No no, you integrate the pump directly into the tree. Skip the farms, just plant the trees at the station in place of the current pumps.


Forest fires would definitely get a lot more exciting.


Maybe that's quite the reason why we didn't do it :)


> Plants have very low sunlight conversion efficiency compared to solar farms.

Measured how? If nothing else, they seem to be good at carbon capture. And I don't see how you it could account for engineered for plants engineered to store more of their energy as oil.


Measured by the fraction of incident sunlight that gets transformed to usable energy. Solar farms generate about 30 times as much power per hectare as corn farms, assuming that you can use electricity directly:

"Ecologically informed solar enables a sustainable energy transition in US croplands"

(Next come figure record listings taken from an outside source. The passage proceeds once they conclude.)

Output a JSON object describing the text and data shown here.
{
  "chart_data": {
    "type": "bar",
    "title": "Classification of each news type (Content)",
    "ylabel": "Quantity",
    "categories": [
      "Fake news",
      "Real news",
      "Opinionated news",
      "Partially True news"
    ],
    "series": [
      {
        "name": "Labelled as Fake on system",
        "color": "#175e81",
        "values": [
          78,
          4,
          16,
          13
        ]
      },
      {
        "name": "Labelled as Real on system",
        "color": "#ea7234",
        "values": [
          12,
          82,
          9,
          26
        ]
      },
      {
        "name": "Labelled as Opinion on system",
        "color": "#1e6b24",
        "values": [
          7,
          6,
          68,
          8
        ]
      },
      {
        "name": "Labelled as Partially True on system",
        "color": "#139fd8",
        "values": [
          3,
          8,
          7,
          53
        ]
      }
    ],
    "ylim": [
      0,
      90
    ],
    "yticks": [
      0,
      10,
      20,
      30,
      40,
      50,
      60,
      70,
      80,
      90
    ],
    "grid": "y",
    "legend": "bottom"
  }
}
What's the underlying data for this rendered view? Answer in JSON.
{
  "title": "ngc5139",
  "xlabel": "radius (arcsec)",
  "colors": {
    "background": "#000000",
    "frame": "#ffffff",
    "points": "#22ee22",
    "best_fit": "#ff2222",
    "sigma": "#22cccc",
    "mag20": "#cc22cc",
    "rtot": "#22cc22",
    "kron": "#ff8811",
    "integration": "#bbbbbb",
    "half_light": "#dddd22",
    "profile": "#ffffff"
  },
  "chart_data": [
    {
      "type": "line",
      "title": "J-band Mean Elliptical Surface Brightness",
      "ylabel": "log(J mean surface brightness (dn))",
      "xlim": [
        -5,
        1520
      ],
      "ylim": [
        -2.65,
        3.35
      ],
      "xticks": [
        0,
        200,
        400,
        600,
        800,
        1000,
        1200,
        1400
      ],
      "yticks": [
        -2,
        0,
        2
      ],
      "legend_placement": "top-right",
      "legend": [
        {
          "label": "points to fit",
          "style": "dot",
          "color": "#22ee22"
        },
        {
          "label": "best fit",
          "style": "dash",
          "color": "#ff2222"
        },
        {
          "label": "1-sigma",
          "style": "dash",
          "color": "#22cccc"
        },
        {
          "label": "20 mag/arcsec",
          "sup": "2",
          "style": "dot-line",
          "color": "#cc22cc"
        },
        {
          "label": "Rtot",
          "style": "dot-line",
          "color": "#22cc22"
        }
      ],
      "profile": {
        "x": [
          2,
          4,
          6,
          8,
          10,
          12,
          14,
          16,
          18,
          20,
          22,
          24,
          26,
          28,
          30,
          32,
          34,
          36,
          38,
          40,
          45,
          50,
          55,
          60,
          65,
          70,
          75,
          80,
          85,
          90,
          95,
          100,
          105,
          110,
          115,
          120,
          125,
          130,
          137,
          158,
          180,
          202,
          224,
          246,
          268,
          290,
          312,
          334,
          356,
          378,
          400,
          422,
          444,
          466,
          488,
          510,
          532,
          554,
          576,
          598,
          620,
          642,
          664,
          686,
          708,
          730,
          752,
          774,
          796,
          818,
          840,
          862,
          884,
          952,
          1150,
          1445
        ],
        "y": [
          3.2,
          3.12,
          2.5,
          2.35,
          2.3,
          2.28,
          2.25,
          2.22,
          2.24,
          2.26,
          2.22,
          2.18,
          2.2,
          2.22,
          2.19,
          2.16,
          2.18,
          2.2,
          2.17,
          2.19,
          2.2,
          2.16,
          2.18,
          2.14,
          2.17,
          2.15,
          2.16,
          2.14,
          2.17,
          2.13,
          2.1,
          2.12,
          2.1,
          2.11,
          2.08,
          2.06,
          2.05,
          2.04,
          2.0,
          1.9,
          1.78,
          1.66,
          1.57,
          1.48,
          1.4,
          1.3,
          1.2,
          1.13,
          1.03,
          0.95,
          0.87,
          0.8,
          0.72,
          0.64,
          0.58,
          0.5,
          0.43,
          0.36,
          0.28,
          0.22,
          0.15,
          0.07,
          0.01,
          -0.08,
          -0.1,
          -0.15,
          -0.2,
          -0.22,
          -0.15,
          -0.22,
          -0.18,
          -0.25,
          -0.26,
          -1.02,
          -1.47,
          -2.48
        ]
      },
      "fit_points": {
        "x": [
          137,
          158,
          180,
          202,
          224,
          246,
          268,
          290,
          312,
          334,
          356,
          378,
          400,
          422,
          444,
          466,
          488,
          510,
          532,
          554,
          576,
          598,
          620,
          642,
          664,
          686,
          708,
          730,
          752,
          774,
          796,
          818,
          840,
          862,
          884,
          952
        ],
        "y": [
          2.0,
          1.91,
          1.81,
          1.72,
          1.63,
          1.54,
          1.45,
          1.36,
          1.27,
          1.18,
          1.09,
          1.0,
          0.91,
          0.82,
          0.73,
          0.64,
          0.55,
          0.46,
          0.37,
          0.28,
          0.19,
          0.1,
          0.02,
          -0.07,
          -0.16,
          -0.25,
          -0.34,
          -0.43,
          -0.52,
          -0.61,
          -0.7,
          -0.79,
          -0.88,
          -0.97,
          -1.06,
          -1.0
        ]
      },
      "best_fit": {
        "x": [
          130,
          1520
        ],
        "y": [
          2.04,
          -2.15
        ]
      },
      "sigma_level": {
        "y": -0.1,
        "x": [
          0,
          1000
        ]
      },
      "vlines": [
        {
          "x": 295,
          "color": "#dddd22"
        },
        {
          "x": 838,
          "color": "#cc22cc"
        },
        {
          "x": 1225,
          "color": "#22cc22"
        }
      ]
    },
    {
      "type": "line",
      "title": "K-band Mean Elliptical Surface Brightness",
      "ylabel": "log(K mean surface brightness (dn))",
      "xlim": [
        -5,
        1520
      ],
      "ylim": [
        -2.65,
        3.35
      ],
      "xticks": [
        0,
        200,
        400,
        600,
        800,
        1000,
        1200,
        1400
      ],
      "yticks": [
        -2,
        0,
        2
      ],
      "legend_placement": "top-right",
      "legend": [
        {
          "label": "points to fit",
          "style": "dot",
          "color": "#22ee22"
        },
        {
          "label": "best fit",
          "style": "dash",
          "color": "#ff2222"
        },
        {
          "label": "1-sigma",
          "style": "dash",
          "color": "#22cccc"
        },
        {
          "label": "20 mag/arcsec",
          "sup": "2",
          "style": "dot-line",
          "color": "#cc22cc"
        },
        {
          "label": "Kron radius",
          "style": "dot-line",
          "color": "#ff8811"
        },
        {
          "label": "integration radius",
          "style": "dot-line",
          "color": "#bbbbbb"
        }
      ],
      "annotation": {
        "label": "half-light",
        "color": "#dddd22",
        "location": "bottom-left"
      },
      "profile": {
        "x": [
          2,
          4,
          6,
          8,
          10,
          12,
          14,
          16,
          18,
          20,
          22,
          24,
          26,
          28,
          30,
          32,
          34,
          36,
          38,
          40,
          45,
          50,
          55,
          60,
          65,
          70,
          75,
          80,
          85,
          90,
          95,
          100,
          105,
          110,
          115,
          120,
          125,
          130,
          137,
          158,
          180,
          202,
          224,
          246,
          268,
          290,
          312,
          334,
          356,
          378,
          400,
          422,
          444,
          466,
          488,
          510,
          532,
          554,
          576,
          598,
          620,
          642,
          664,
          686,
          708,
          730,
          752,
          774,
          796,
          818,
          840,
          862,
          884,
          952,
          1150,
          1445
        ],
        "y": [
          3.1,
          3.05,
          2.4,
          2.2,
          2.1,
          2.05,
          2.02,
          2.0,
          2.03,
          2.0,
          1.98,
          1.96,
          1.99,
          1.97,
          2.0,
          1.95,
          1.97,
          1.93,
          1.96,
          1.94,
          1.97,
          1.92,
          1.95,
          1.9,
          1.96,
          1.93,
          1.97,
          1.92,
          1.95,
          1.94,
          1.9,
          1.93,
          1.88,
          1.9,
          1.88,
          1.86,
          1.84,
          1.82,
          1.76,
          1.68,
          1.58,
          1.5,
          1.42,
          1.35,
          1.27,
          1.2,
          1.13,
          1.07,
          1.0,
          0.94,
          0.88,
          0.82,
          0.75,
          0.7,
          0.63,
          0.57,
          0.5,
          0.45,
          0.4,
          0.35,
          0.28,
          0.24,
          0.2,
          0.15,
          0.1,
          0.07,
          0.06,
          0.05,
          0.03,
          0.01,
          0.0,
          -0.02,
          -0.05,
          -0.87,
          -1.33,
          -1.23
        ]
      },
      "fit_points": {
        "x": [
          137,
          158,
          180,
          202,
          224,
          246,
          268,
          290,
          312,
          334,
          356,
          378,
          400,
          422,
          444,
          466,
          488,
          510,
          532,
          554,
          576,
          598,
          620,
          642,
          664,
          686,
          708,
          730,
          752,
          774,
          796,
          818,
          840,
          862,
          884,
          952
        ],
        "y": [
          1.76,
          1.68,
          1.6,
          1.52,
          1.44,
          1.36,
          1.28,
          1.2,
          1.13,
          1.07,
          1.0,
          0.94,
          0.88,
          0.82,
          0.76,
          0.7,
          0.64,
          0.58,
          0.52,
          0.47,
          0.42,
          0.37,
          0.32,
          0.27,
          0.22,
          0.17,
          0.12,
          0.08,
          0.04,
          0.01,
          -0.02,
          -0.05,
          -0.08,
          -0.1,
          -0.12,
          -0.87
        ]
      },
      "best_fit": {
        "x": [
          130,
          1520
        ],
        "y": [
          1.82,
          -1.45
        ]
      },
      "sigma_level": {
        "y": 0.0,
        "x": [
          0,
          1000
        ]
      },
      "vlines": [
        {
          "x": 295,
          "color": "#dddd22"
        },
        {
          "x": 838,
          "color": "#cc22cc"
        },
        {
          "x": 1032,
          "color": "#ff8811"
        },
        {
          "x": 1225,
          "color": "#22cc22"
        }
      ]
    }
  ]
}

https://www.pnas.org/doi/full/10.1073/pnas.2501605122

As a rough estimate, you'd lose 2/3 of that energy if the electricity had to be turned into liquid fuels. That would still mean 10 times greater usable energy produced per acre.

Plants genetically engineered for fuel production might be somewhat more efficient in the future, but future solar farms are also probably going to be more efficient.


For anyone wanting to learn more - the holy grail of Ag engineering would be to increase the efficiency of rubisco, which is the rate-limiting enzyme in photosynthesis - so understandably there’s a ton of research at doing just that.

https://en.m.wikipedia.org/wiki/RuBisCO


Strongly recommend for one of the light-dependent reactions from before that enzyme: https://youtu.be/WhCczIqADuI


A somewhat less (but still!) ambitious project is to retrofit C4 photosynthesis into rice. It's something like 50% more efficient, and has evolved independently dozens of times, so it's probably a lot more feasible.


Why do we need more efficient photosynthesis in plants? Is it for indoor cultivation?


If you had a widely applicable improvement, you’d be able to grow fruit trees in Canada or have two harvests in one season for food crops, or grow much denser species of wood, much more quickly for construction lumber. It would be massively world changing — but it is a 4 billion year old enzyme so is pretty entrenched..


Oh interesting! Is photosynthesis the main thing limiting growth speed?

I would have expected there to be multiple processes with similar or aligned timings, or some built in limiting mechanism or something... it's not like giving humans higher calorie food makes them become adults faster.


Improving rubsico would be more along the lines of improving your metabolism so that you can process 4,000 calories per day with the loose analog of supplying more CO2 being the ‘higher calorie food’. It’s the single largest bottleneck in photosynthetic efficiency. TBH, it would likely take several more breakthroughs for plants to make use of an improved rubisco but it’s still a massive target for ag research.


Plants get more energy, so they generate more food.


Ok, yeah, if your reference for biofuel is corn, where you can only use a tiny fraction of the plant, no kidding it'll look bad.


Which plant do you estimate is a much better pick?


Either a perennial with oily fruit (someone mentioned palm oil down below), or something where you can relatively easily use the entire plant. The idea I keep coming back to is algae bred or engineered for oil content, but I'm not actually sure how feasible that is.



> Mayali says that growing phytoplankton outdoors with natural light and finding a less energy-intensive method of powering production would help microalgae-based diesel compete.

I'm sorry, were they measuring the carbon footprint of growing algae by what it takes to grow it inside with artificial light?